マスコミの誤報について その六 蓼喰うバグも好き好き

 以下,朝日新聞のコンピュータ関連報道をざっと駆け足で見ていこう。

 1987年9月,「日本IBM,一般家庭向けパソコンから撤退 日電などに押され」。
 何かといえば,あの,IBM5550の家庭向けとして森進一まで使って発売された,上にバカが付くほど価格が高くて,遅くて,ソフトがなくて,販売チャネルもないためさっぱり売れなくて,倉庫に余りに余って,数度にわたって社員に押し付けたがそれでも処理しきれなかった16ビット機「JX」の撤退記事である。撤退もなにも,コンシューマ市場では参入できてない次元だったと思うが。
 ……過去,ほとんどのパソコン,家電製品の製造終了を記事にしなかった朝日新聞,なにもよりによってそんなものの撤退記事を載せることもあるまいに,やはりIBMの名前に「ゆゆしきことらしい」と反応してしまうのだろうか。しかも記事をよく読むと,「家庭向けの中でも教育用としては,上位機種を中心に販売を続ける意向」,なんだ撤退ですらない。在庫を処理したいので,もう一度だけ記事にしてくれないかと頼まれでもしたのかしらん。
(仕事でしばらく5550を使っていた烏丸,JX発売当時,個人で購入しないかとIBMの営業マンに持ちかけられたが,今思うと断ってまことに惜しいことをした。インターネットを探しても,個人でJXを購入した経験談などほとんどないのである。)

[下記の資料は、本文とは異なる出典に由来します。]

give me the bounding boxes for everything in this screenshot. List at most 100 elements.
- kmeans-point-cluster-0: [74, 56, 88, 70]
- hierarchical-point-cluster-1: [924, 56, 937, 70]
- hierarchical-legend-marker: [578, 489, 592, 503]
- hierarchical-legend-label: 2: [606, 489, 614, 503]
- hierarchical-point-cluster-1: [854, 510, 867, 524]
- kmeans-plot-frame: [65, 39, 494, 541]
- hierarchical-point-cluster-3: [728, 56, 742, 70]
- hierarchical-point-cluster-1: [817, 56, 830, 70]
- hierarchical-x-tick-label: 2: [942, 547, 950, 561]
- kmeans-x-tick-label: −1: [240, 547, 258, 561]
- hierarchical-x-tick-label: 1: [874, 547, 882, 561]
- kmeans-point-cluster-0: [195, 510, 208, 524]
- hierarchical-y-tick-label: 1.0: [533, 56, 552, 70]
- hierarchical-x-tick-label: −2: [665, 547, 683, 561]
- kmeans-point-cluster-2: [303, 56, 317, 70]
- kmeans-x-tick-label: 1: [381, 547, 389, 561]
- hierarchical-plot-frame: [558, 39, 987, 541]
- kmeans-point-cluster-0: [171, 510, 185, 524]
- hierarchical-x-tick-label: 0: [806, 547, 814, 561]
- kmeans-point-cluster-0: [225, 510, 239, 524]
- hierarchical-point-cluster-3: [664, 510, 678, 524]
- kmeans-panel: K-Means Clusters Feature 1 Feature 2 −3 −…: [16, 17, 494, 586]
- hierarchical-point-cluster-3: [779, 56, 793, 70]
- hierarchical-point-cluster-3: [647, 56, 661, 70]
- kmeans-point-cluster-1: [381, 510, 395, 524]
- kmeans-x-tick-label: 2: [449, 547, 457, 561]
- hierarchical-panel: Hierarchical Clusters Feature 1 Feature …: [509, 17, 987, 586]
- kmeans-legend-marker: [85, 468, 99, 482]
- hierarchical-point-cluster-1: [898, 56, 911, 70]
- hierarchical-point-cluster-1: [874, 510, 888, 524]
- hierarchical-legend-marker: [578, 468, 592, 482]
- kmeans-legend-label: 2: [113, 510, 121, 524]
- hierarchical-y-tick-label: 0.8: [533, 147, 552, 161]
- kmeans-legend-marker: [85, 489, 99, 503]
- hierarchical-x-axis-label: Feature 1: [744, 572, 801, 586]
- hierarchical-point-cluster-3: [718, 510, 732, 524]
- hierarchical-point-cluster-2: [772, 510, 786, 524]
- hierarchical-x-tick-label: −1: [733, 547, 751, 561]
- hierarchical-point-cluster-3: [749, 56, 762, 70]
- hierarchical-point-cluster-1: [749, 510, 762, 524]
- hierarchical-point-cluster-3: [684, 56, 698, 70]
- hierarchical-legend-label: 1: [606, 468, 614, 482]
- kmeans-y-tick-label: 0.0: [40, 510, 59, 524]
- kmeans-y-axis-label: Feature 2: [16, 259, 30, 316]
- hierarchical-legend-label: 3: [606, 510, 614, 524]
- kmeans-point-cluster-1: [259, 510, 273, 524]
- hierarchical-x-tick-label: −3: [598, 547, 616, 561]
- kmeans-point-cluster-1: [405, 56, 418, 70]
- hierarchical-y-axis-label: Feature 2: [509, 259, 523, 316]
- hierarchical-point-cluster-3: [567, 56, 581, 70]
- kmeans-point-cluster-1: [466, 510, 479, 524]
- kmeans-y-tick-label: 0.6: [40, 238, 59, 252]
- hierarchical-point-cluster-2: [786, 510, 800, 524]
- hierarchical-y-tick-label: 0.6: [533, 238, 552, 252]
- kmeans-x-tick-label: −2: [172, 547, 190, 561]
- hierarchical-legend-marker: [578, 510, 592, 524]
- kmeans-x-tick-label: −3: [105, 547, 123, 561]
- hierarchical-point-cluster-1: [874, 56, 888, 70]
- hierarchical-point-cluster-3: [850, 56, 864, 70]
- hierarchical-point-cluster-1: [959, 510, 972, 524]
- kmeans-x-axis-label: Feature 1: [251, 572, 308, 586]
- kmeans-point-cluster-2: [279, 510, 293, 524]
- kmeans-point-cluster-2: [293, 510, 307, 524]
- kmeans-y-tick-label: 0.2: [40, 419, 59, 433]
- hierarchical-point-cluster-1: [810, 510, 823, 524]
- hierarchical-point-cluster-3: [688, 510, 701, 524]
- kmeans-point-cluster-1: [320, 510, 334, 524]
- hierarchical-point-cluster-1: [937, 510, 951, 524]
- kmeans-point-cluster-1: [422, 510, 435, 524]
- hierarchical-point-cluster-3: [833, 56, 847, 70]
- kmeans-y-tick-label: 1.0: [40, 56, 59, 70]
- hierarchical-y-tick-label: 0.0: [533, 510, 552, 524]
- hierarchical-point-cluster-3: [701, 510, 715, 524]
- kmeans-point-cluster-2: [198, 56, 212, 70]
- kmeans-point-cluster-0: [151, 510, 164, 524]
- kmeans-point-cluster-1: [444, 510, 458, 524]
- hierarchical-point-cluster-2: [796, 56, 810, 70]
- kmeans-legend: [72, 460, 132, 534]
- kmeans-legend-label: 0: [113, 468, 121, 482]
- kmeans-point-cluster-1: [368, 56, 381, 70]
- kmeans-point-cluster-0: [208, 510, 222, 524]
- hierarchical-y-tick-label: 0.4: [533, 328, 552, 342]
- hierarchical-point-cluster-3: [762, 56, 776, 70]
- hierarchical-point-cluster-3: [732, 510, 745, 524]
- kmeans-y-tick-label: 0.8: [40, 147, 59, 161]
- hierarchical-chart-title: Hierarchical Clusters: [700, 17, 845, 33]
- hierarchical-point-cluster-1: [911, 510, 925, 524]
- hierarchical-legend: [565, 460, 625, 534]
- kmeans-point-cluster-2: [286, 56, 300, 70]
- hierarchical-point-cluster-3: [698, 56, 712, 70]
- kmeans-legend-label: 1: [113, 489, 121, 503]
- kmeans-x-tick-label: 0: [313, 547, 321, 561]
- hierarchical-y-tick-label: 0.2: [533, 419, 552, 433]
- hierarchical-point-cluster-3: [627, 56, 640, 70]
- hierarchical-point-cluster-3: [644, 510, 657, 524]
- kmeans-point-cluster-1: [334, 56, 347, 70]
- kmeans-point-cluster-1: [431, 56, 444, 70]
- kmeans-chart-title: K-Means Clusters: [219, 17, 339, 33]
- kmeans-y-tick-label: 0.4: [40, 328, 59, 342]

 1996年12月,科学欄のJPEG技術を紹介する記事。
 「JPEGは,画像の細かい部分が少しぐらい変化しても人間の目が気づかないことを利用する。画像に離散コサイン変換(DCT)という細工をし、大きな構造と細かい構造に分解し、画像の全体にあまり関係がない細かい構造は捨てる。」
 ふむふむ,なるほど。問題はその続き。
 「顔の画像なら,顔の輪郭や髪形などの情報は間違いなく残し,細かいニキビや髪の毛一本ずつの情報は,思い切って減らす。」
 思い切っても,離散コサイン変換ではニキビは減らないと思うが。傍には牛の図があって,DCT変換をすると地面の情報,空の情報が「粗い」,牛の情報,雲の情報,牧草の情報が「細かい」。……いや,あの,その。
 画像変換についての知識のない文系の記者が,専門家に説明を仰いだ際に説明のための比喩を真に受けた,といったあたりか。
 ちなみに,なぜすでに技術として(よい意味で)枯れたJPEGを取り上げたかいえば,NTT情報通信研究所の所長安田浩氏がエミー賞の科学技術賞を受賞したため。記事にするのはともかく,1996年にもなって「画像圧縮に熱い視線」の記事タイトルはいかがなものか。

 これは比較的最近の記事。1999年10月の夕刊,社会面トップ。
 「ソフト『一太郎10』成人の日はいつ? 祝日改正知らず」,つまりジャストシステムが祝日の改正を知らないで,2000年の成人の日を15日にしたままだった……そりゃ,障害といえば障害だが,ワープロソフトのカレンダー出力機能なんていったい誰が使うんだか。コンピュータの「2000年問題」関連の話題を探していた記者の目にたまたまとまったのだろうが,オマケソフトに社会面のトップ費やして「ユーザーの1人は『欠陥があるのに,修正はおろか問題点を知らせもしないのは不親切』」ではさすがにジャストシステムがお気の毒。

 そんなことより,2000年問題に怯えて「データが読めなくなるといけないから」と数万枚の紙に預金データをプリントアウトしたどこかの銀行のおまぬーを指摘するほうがまだ有意義だったと思うのだけれど。2000年になってコンピュータが壊れたら,プリントアウトからデータを入力し直すつもりだったんでしょうか。